Gomez is sweet and conversational, like a friend readers have known for life: nostalgic, playful, and caring. . . . It is beautiful to get to know the life of this artist, whose endearing world will remain with readers long after they've finished the book.

At its core, this memoir in essays is a Florida book, an ode to a state composed of immigrants and their children, a tourist destination reliant on the labor of those often considered "other." Humorous, heartfelt, and refreshingly sincere, Alligator Tears is a meta-level how-to guide for putting words down on the page when the world would rather you not, and a raw and energetic account of coming of age as a queer Latino man on the periphery of the happiest place on Earth.

Through honest writing, Edgar Gomez beautifully depicts the importance of creating and having a queer community.
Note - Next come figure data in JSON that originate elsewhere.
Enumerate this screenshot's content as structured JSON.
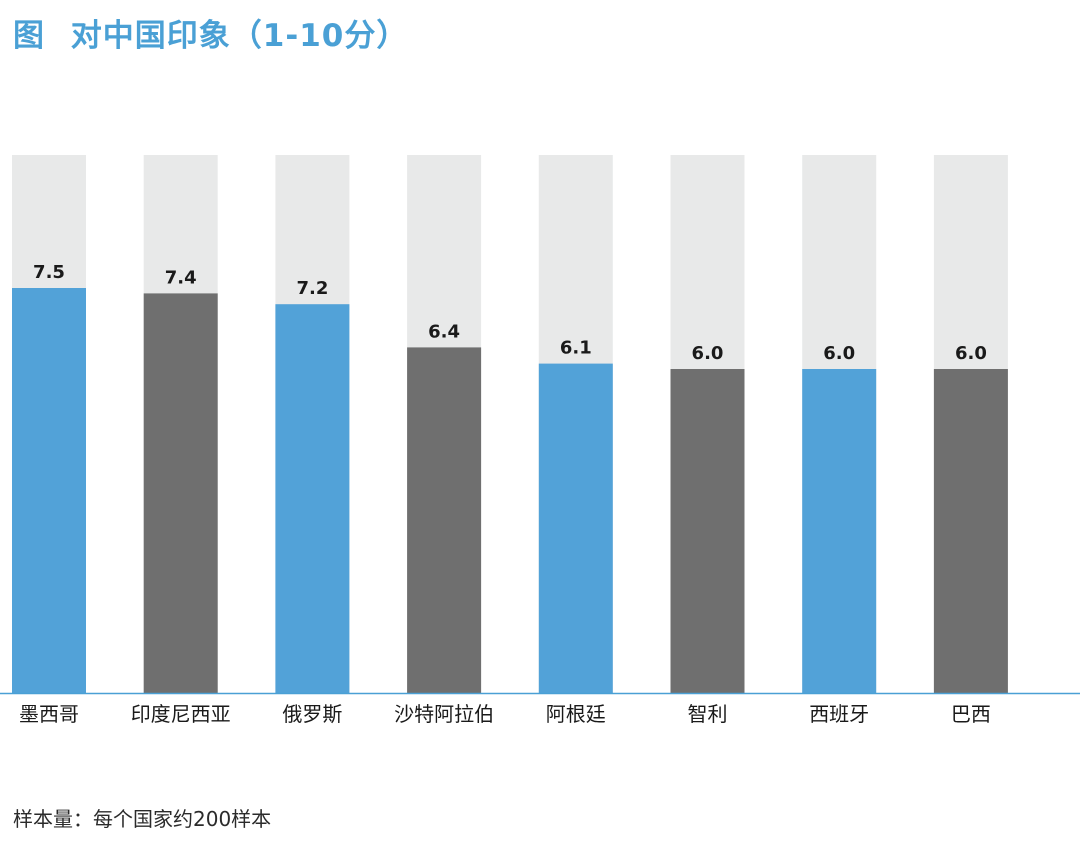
{
  "chart_data": {
    "type": "bar",
    "title": "图 对中国印象（1-10分）",
    "title_prefix": "图",
    "title_text": "对中国印象（1-10分）",
    "xlabel": "",
    "ylabel": "",
    "ylim": [
      0,
      10
    ],
    "grid": false,
    "legend": "none",
    "categories": [
      "墨西哥",
      "印度尼西亚",
      "俄罗斯",
      "沙特阿拉伯",
      "阿根廷",
      "智利",
      "西班牙",
      "巴西"
    ],
    "values": [
      7.5,
      7.4,
      7.2,
      6.4,
      6.1,
      6.0,
      6.0,
      6.0
    ],
    "value_labels": [
      "7.5",
      "7.4",
      "7.2",
      "6.4",
      "6.1",
      "6.0",
      "6.0",
      "6.0"
    ],
    "bar_color_keys": [
      "blue",
      "gray",
      "blue",
      "gray",
      "blue",
      "gray",
      "blue",
      "gray"
    ]
  },
  "colors": {
    "title": "#4aa0d5",
    "blue": "#52a2d8",
    "gray": "#6f6f6f",
    "track": "#e8e9e9",
    "axis": "#4aa0d5",
    "label": "#1a1a1a",
    "footnote": "#2b2b2b"
  },
  "footnote": "样本量：每个国家约200样本"
}
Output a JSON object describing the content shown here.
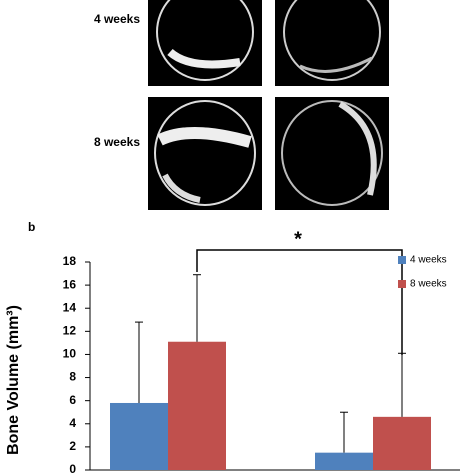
{
  "chart_data": {
    "type": "bar",
    "panel_label": "b",
    "row_labels": [
      "4 weeks",
      "8 weeks"
    ],
    "y_label": "Bone Volume (mm³)",
    "annotation": "*",
    "categories": [
      null,
      null
    ],
    "series": [
      {
        "name": "4 weeks",
        "color": "#4f81bd",
        "values": [
          5.8,
          1.5
        ],
        "errors": [
          7.0,
          3.5
        ]
      },
      {
        "name": "8 weeks",
        "color": "#c0504d",
        "values": [
          11.1,
          4.6
        ],
        "errors": [
          5.8,
          5.5
        ]
      }
    ],
    "ylim": [
      0,
      18
    ],
    "yticks": [
      0,
      2,
      4,
      6,
      8,
      10,
      12,
      14,
      16,
      18
    ]
  }
}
At times funny, at others crucially poignant, Alligator Tears establishes Gomez as a voice of their generation.

Alligator Tears is gorgeous, poignant, and raw, chock full of hope and want and irrepressible, aching beauty. This is the kind of Florida writing that I love most; a daring, swampy slick of a collection where the humidity hangs like a hug. Edgar Gomez is a tremendous talent. I'll read anything he writes.
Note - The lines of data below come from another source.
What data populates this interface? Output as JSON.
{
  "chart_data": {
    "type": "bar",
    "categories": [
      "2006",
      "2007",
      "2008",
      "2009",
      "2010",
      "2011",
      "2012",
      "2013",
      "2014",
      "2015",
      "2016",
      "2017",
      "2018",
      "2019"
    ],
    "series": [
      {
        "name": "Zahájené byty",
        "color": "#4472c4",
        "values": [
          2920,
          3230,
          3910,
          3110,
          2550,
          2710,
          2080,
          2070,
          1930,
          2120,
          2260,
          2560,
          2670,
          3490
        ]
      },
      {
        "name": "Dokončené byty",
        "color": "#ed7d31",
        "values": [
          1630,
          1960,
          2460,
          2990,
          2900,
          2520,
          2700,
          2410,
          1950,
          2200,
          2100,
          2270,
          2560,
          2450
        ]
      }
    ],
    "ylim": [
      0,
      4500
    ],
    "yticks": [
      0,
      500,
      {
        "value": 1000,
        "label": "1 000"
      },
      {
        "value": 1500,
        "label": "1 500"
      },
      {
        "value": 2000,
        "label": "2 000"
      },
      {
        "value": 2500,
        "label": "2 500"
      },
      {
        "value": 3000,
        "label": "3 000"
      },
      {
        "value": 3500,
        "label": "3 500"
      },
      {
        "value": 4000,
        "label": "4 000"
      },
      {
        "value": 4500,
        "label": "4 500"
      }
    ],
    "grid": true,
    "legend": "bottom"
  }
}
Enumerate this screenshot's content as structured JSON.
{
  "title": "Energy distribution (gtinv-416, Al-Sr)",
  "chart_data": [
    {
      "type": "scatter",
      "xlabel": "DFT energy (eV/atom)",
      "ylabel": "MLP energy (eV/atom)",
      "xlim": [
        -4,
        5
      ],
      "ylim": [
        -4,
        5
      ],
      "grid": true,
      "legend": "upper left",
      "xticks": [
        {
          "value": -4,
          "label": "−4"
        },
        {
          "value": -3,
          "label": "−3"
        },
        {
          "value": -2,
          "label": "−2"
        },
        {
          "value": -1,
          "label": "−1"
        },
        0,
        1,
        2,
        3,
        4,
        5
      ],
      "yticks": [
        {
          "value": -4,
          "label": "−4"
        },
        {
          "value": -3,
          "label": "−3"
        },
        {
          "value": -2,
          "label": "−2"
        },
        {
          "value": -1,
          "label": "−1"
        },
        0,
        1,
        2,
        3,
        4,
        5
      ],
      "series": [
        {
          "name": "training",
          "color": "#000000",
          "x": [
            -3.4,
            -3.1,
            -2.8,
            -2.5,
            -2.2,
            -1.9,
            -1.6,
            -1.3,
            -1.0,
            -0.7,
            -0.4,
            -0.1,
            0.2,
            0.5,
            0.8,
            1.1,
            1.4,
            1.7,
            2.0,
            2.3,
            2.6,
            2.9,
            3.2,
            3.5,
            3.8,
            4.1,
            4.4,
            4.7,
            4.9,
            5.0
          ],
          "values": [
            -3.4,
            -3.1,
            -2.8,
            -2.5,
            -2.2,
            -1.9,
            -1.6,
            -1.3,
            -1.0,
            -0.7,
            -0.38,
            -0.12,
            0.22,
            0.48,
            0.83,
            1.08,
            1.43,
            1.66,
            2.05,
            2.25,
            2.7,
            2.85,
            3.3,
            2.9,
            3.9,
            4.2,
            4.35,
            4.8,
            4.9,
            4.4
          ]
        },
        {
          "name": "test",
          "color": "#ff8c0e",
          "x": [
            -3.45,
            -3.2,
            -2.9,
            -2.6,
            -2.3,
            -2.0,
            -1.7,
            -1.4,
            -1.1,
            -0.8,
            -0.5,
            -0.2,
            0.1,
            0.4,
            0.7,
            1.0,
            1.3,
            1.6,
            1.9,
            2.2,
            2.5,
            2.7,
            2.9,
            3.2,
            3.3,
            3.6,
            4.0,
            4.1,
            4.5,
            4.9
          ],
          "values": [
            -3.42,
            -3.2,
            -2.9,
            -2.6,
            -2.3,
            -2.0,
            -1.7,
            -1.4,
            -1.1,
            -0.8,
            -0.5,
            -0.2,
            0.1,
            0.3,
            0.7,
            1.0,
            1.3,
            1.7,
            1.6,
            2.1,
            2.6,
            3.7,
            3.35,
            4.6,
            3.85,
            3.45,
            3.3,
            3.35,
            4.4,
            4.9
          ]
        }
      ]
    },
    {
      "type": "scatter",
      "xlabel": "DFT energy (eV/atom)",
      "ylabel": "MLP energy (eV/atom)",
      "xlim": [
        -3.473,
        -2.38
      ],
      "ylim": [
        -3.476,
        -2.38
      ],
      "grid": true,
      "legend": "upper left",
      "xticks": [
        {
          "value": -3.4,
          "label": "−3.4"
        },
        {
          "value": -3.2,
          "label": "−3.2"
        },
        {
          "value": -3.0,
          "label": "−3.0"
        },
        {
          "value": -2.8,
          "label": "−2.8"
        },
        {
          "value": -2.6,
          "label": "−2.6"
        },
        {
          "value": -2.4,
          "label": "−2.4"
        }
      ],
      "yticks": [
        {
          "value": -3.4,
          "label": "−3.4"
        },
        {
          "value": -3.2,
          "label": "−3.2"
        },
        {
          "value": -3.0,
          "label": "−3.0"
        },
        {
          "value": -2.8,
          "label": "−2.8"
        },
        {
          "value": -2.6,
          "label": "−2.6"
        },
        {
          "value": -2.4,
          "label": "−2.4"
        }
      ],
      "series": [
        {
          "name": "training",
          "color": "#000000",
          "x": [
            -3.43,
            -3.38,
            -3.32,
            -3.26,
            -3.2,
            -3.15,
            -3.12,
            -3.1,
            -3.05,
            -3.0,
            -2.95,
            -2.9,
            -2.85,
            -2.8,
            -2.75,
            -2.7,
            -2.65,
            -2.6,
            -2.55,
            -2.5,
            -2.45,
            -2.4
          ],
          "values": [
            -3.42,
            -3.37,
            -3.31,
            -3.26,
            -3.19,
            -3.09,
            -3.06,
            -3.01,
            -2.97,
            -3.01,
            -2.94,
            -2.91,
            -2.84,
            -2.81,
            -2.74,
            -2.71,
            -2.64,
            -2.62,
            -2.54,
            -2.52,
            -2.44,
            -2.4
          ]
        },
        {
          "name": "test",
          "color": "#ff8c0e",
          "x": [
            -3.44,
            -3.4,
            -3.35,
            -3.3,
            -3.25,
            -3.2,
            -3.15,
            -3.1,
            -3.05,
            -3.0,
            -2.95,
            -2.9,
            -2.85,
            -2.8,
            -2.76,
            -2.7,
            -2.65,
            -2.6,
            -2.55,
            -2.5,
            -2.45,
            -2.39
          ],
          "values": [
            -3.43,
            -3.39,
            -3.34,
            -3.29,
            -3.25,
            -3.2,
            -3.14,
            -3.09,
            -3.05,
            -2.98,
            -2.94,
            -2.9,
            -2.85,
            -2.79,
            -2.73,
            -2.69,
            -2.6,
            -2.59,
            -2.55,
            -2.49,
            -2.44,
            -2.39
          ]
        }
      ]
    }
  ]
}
Relatable, funny and deeply heartfelt, this memoir is one not to miss.

Meticulously evoked and darkly comic. . . . Heartening. . . . This portrait of the artist as a young flip-flop salesman will inspire, amuse, and empower its audience.

No one writes about the terrors of late-stage capitalism with such humor, candor, and aplomb. In every sentence, Gomez elucidates the unnecessary horrors of suffering in the American context. To our benefit (and relief), he accomplishes this feat with the wonder of a child and the wit of a satirist. Affecting and inspiring, Alligator Tears is more proof that Gomez is a writer who deserves our attention.

Edgar Gomez is a young writer of deep talent and enormous grace. Alligator Tears speaks for the lost tribes of "other," those who serve our food, do our taxes, and mind our children. They walk the earth among us, invisible, without a voice. I am so glad that Edgar Gomez has given them one.

With tender vulnerability and laugh-out-loud humor, Alligator Tears invites readers into the lives of America's invisible caste: the working-class immigrants who are knocked down by systemic barrier after systemic barrier, but who each day rise with pride to claim our right to exist. This book was a balm for the hunger and fear in my inner child, the loneliness and frustration in my adult self. I laughed; I cried; I read and re-read beautiful wisdom that I will never forget. Edgar Gomez's voice is one for us all.